Carta a una madre con párkinson

Nota.- Significado de “gambito”: en ajedrez, sacrificar material, generalmente un peón, al inicio de la partida para conseguir una posición mejor.

 Querida Eva:

El pasado 11 de abril, con motivo del Día Mundial del Párkinson, leí tu historia. Y desde entonces llevo dándole vueltas a una idea sencilla y enorme: hay personas que, incluso cuando todo empuja hacia abajo, se empeñan en tirar hacia arriba. Y no, no es una metáfora. Es algo mucho más concreto. Porque hay que tener coraje, y del bueno, para escuchar, siendo tan joven, un diagnóstico que asusta, que limita, que pone condiciones… y aún así decidir que la vida no se negocia. Que se vive. Que, si hace falta, se multiplica. Y tú, Eva, decidiste ser madre.

 Así, dicho rápido, parece una frase más. Pero no lo es. No lo es cuando el cuerpo no siempre acompaña, cuando el futuro se vuelve más incierto de lo habitual, cuando todo alrededor invita a la prudencia, a la renuncia, a dejarlo para otros. Y, sin embargo, ahí está tu hijo.

Por eso te escribo. Para darte las gracias. Gracias por no aceptar que la enfermedad tenga la última palabra. Gracias por demostrar que la fragilidad no está reñida con la fuerza. Gracias por recordarnos que hay decisiones que no se toman con la cabeza, sino con algo bastante más profundo.

Vivimos tiempos raros, Eva, ya sabes. Tiempos de ruido, de guerras, de trampas. Tiempos en los que a veces parece que todo se mide en términos de utilidad, de comodidad, de cálculo. Y entonces aparece alguien como tú y rompe el guion. Porque traer vida al mundo, y haberlo hecho así, es una forma de resistencia. Una manera de decir que todavía merece la pena. Que no todo está perdido.

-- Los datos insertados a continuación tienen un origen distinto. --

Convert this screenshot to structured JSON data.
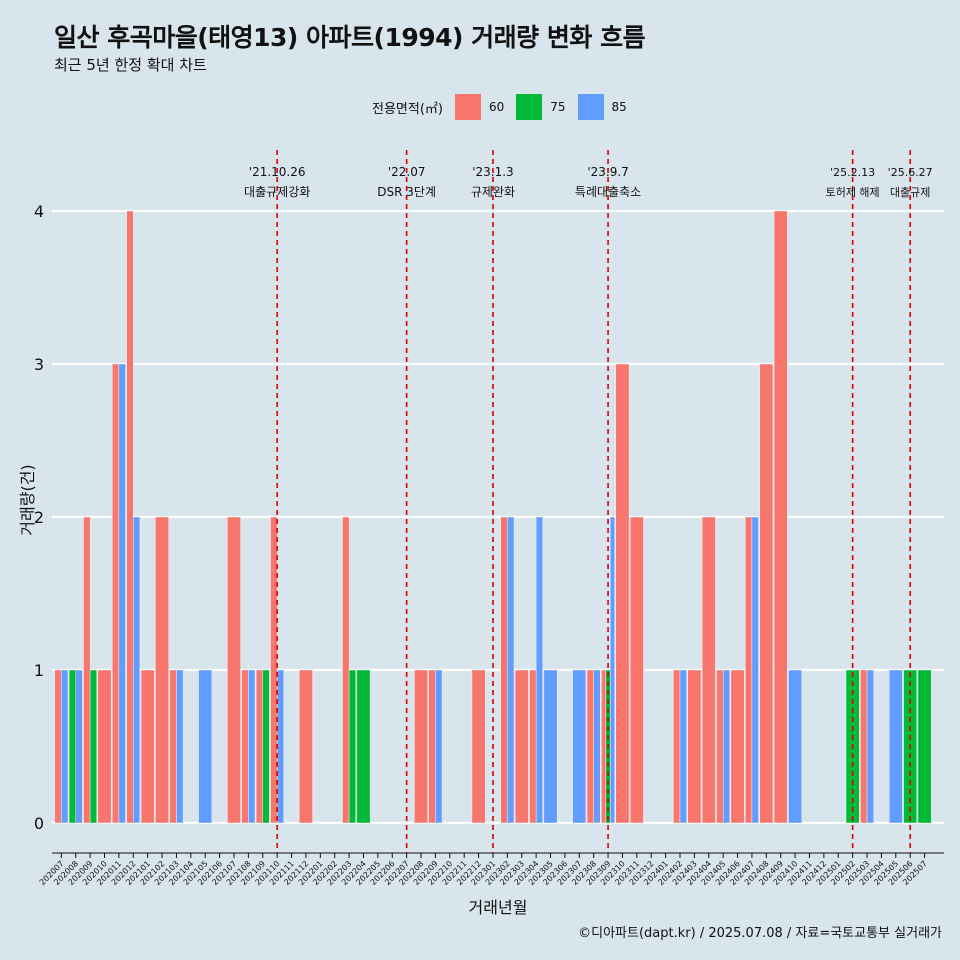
{
  "title": "일산 후곡마을(태영13) 아파트(1994) 거래량 변화 흐름",
  "subtitle": "최근 5년 한정 확대 차트",
  "caption": "©디아파트(dapt.kr) / 2025.07.08 / 자료=국토교통부 실거래가",
  "legend": {
    "title": "전용면적(㎡)",
    "items": [
      {
        "label": "60",
        "color": "#F8766D"
      },
      {
        "label": "75",
        "color": "#00BA38"
      },
      {
        "label": "85",
        "color": "#619CFF"
      }
    ]
  },
  "chart_data": {
    "type": "bar",
    "xlabel": "거래년월",
    "ylabel": "거래량(건)",
    "ylim": [
      0,
      4
    ],
    "yticks": [
      "0",
      "1",
      "2",
      "3",
      "4"
    ],
    "categories": [
      "202007",
      "202008",
      "202009",
      "202010",
      "202011",
      "202012",
      "202101",
      "202102",
      "202103",
      "202104",
      "202105",
      "202106",
      "202107",
      "202108",
      "202109",
      "202110",
      "202111",
      "202112",
      "202201",
      "202202",
      "202203",
      "202204",
      "202205",
      "202206",
      "202207",
      "202208",
      "202209",
      "202210",
      "202211",
      "202212",
      "202301",
      "202302",
      "202303",
      "202304",
      "202305",
      "202306",
      "202307",
      "202308",
      "202309",
      "202310",
      "202311",
      "202312",
      "202401",
      "202402",
      "202403",
      "202404",
      "202405",
      "202406",
      "202407",
      "202408",
      "202409",
      "202410",
      "202411",
      "202412",
      "202501",
      "202502",
      "202503",
      "202504",
      "202505",
      "202506",
      "202507"
    ],
    "series": [
      {
        "name": "60",
        "color": "#F8766D",
        "values": [
          1,
          0,
          2,
          1,
          3,
          4,
          1,
          2,
          1,
          0,
          0,
          0,
          2,
          1,
          1,
          2,
          0,
          1,
          0,
          0,
          2,
          0,
          0,
          0,
          0,
          1,
          1,
          0,
          0,
          1,
          0,
          2,
          1,
          1,
          0,
          0,
          0,
          1,
          1,
          3,
          2,
          0,
          0,
          1,
          1,
          2,
          1,
          1,
          2,
          3,
          4,
          0,
          0,
          0,
          0,
          0,
          1,
          0,
          0,
          0,
          0
        ]
      },
      {
        "name": "75",
        "color": "#00BA38",
        "values": [
          0,
          1,
          1,
          0,
          0,
          0,
          0,
          0,
          0,
          0,
          0,
          0,
          0,
          0,
          1,
          0,
          0,
          0,
          0,
          0,
          1,
          1,
          0,
          0,
          0,
          0,
          0,
          0,
          0,
          0,
          0,
          0,
          0,
          0,
          0,
          0,
          0,
          0,
          1,
          0,
          0,
          0,
          0,
          0,
          0,
          0,
          0,
          0,
          0,
          0,
          0,
          0,
          0,
          0,
          0,
          1,
          0,
          0,
          0,
          1,
          1
        ]
      },
      {
        "name": "85",
        "color": "#619CFF",
        "values": [
          1,
          1,
          0,
          0,
          3,
          2,
          0,
          0,
          1,
          0,
          1,
          0,
          0,
          1,
          0,
          1,
          0,
          0,
          0,
          0,
          0,
          0,
          0,
          0,
          0,
          0,
          1,
          0,
          0,
          0,
          0,
          2,
          0,
          2,
          1,
          0,
          1,
          1,
          2,
          0,
          0,
          0,
          0,
          1,
          0,
          0,
          1,
          0,
          2,
          0,
          0,
          1,
          0,
          0,
          0,
          0,
          1,
          0,
          1,
          0,
          0
        ]
      }
    ],
    "events": [
      {
        "at": "202110",
        "date": "'21.10.26",
        "label": "대출규제강화"
      },
      {
        "at": "202207",
        "date": "'22.07",
        "label": "DSR 3단계"
      },
      {
        "at": "202301",
        "date": "'23.1.3",
        "label": "규제완화"
      },
      {
        "at": "202309",
        "date": "'23.9.7",
        "label": "특례대출축소"
      },
      {
        "at": "202502",
        "date": "'25.2.13",
        "label": "토허제 해제"
      },
      {
        "at": "202506",
        "date": "'25.6.27",
        "label": "대출규제"
      }
    ]
  }
}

Que, a pesar de todo, seguimos siendo capaces de lo mejor. Y de recordarnos, además, lo extraordinariamente bien hechas que estáis las madres.

Y leyendo tu historia me acordé también de Alejandro, tu marido, y permíteme que te cuente una anécdota que imagino ya conocerás. Coincide que hace años fuimos compañeros del equipo de ajedrez de Siero, y una vez, la cosa fue así, lo dejamos atrás sin querer. De aquella los equipos eran de ocho tableros, nos tocaba ir a jugar a algún lugar lejos, y nos olvidamos de recogerlo en la estación de Oviedo. Cosas de otro tiempo, sin móviles ni remedio. Llegamos a jugar sin él. Y, con esa mezcla de rabia y vergüenza que te espolea, ganamos siete a cero. A aquello lo bautizamos como “El gambito Alejandro”. Él, por cierto, no se enfadó. Supo estar por encima, como hacen las personas que entienden bien de qué va esto.

Sí, supongo que de eso va todo. No de evitar las dificultades, sino de decidir qué hacemos con ellas. No de tenerlo fácil, sino de tenerlo claro. Por eso esta carta. Porque en un mundo que se empeña en lo contrario, tú has elegido repartir vida, de la buena. Y eso, aunque no lo parezca, nos alcanza a todos.

Gracias, Eva. Y cuídate. Pero de esa manera tuya, que no consiste en protegerse del mundo, sino en saber mejorarlo.